Is the styling on the X FACTOR as “original” as the vocal talent it showcases? Quite frankly…no!

It’s that show that everyone watches on a Saturday night, and the guilty pleasure of one too many of us. A showcase of Britain and Ireland’s top vocal talent, The X Factor aims to create a super-shiny, sparkly star out of those who make the final cut. But it can most definitely be said that the person who comes off the stage at the end of the day is not the same person who stepped so anxiously onto it at their first audition- and not necessarily in a good way.

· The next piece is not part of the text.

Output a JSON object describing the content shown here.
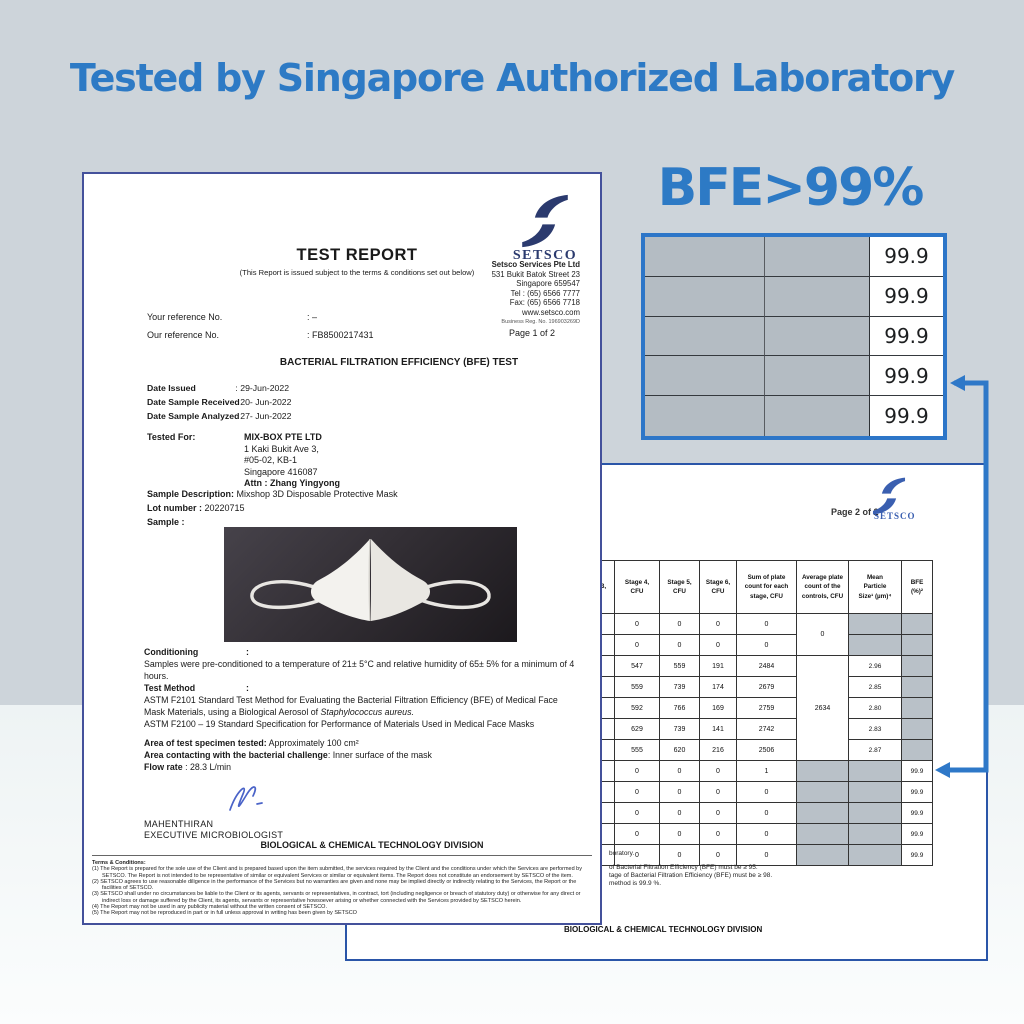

Image is a large part of the entertainment business, but it seems that the creation of image on The X Factor is becoming more and more uninspired, as the styles imposed are often tacky and reused year after year. Take last year’s winners; Little Mix- they were given a garish, uncool, hipsterey look and half a shaved head inspired by Skrillex. Compare this to this year’s Jade Ellis was given practically the exact same look consisting largely of ripped denim and colourful animal prints, in an attempt to create a “relaxed” look. This does not appear to be a one-off for the styling team of the show, but it appears to be consistent in the different categories: last week during the live performances, Jahmene Douglas could have been mistaken for last year’s runner-up Marcus Collins in an outfit made up of colourful matching trousers and bow-tie and a shirt and blazer- I think it is fair to point out that in the male department, the days of gaudy geek-chic are long-gone.

For a show that aims to propel hopeful musicians into their careers, it seems quite unfair that they should be held back by the poor fashion choices made for them. At the moment there is little effort to retain what was original and individual about the contestants, but whilst the acts need to be injected with glitz and glamour for the purposes of television as well as for personal confidence, there is a fine line between a make-over and a take-over. The X Factor is unfortunately guilty of the latter by stripping what made an act likeable and tying a factory label around their ankles. I hope that most people would agree that the show requires rejuvenation and freshening up in the fashion department because ‘fresh’ is what we were all attracted to in the first place; vocally and visually.